Sokrates 11ff, 139, 147; ayrıca bkz. Platon yalnızlığı 70, 78, 108, 115

Sovyet imparatorluğu 82, 171, 172

Sparta 13-4, 17, 19, 174

türleşme 46, 125, 127, 144, 162, 175 tür 13-4, 40, 43, 45-6, 124, 160ff, 175 tür ayrımcılığı 130, 181

Spencer 33-4, 80

Spengler 96, 106

Sperry 53

Spinoza 155, 160

Kaşıkçı 33, 39, 81

delikanlı 53

zımba teli 162

devlet otoritesi bkz. hükümet

2, 4, 10, 19, 23-39, 76-91, 116, 147, 168'i belirtir

Devlet Adamı 135-54

devlet adamlığı 134-54

statü toplumu 3ff, 99

Stoacılar 3-4, 12, 65ff 53, 72, 142, 146,

155ff, 164

hikayeler 173, 178; ayrıca bkz. haritalar, hafıza yabancıları 67, 71, 110, 116, 117, 159, 165,

181

gün doğumu 55, 100

Survival International 93, 178 ve 98

Swaraj 82, 90 domuz çobanı 136, 139, 141ff sempati 18, 26, 82

şeyleri evcilleştirmek 158; evcilleştirmeye de bakın

Tasaday 113, 121 vergilendirme 32, 61, 168 takson 42ff 47, 124-5, 131, 133 teknik takip 101

bölge 28, 35, 60, 115, 118, 167, 169, 179, 181-2

terörizm 75

thesmos bkz. rasyonel düzen

Thomas 50

Tolkien 33, 39, 85

aletler 30, 38, 49, 57, 123, 155, 160, 179; ayrıca bkz .

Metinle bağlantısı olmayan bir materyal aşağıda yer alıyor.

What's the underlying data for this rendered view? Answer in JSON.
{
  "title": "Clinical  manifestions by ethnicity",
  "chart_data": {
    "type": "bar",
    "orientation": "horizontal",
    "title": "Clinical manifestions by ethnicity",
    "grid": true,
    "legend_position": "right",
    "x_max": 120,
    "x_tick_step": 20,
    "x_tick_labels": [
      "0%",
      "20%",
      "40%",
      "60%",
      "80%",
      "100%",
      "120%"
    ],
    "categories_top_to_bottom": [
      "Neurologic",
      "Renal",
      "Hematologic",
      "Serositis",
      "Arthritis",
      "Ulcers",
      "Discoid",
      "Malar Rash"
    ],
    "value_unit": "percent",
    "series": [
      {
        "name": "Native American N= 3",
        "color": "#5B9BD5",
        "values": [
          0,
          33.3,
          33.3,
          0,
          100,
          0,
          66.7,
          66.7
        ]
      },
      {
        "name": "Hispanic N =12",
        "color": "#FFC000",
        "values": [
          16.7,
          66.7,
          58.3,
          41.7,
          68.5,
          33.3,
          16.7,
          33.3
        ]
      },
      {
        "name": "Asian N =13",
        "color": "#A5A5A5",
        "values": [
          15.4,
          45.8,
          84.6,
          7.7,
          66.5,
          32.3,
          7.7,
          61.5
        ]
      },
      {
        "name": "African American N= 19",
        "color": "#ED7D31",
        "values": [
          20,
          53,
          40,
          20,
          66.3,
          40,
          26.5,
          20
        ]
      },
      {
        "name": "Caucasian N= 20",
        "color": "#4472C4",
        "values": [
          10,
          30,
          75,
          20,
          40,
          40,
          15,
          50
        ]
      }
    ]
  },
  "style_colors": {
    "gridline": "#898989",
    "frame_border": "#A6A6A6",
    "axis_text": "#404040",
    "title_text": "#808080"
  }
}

türünün ötesine geçen 2, 58, 104, 112;

105

geçişlilik 45

ihanet 169; ayrıca bkz. sadakat ağaçları 41, 101, 103

Trigg 44, 46, 50 gerçek bkz. sebep Tuan 102, 104 Tubal Cain 101 Turnbull 115 tip 42, 124-5

zorbalık 14, 29, 38, 63, 77, 89, 101-2, 139, 141, 149, 182

işsiz 7, 36, 81

UNESCO 47, 53, 126, 128ff

insanlığın birliği 47, 49, 51, 53, 66, 82, 126

üniversiteler 104-5, 172, 179

ABD Anayasası 81, 83, 103, antifederalizm

intifa hakkı 3, 36, 106, 155 faydacılar 6, 8, 23ff, 62

sebzeler 43

vejetaryenler 24, 29, 56, 94, 140, 152 Satıcı 58 Vernant 111

Denizdeki Omurgalılar 45, 58, 132 vervet maymunları 66

erdem 11, 14, 19, 114, 118, 141, 142, 157 Voltaire 51, 123, 126

gönüllü eylem 29 von Mises 24, 27 oylama 20, 33-4, 83

yürüyen kiler 142, 155

savaş 32, 75-6, 83, 84, 109, 112, 119, 123,

168, 169

82. Koğuş

Warren 35, 81

Watsons 65

Biz 38, 99, 118, 128, 161, 170 irade zayıflığı 13, 29 yabani otlar 40-1, 162

refah hakları 61-2, 117, 167, 181 Wells, HG 180

Galler 1, 89, 169, 170-1 balinalar 6

Whiggery 85, 180

Beyaz, Lynn 106

karısını döven 51, 98

43, 44, 45

vahşi hayvanlar 2, 12, 68, 78, 104, 108, 110,

115, 136, 163

Wilson, EO 48, 49

Wilson, PJ57

Windsörler 86, 149, 163, 169

Göz kırpma 103, 105

bilge 53, 65-6, 155, 156, 160

eşler 13, 15, 135, 151; ayrıca bkz. kadınlar, karısını dövmek

Wittfogel 30, 31

wittgenstein 54

Kurt 33

kurtlar 111, 112, 126, 143

kadınlar 12-22, 73, 95, 102, 130, 135, 151

dünya hükümeti 167ff, 175, 180

Ksenofon 11ff, 68, 136, 141

Yanomamo 51, 144

evet 84

Yugoslavya 77, 171

sıfır toplamlı oyunlar 37

Zeus 111, 112, 148; Tanrı'yı da gör

Siyonizm 171, 172

Zulular 51

 

Not: Bazen Büyük Dosyaları tarayıcı açmayabilir...İndirerek okumaya Çalışınız.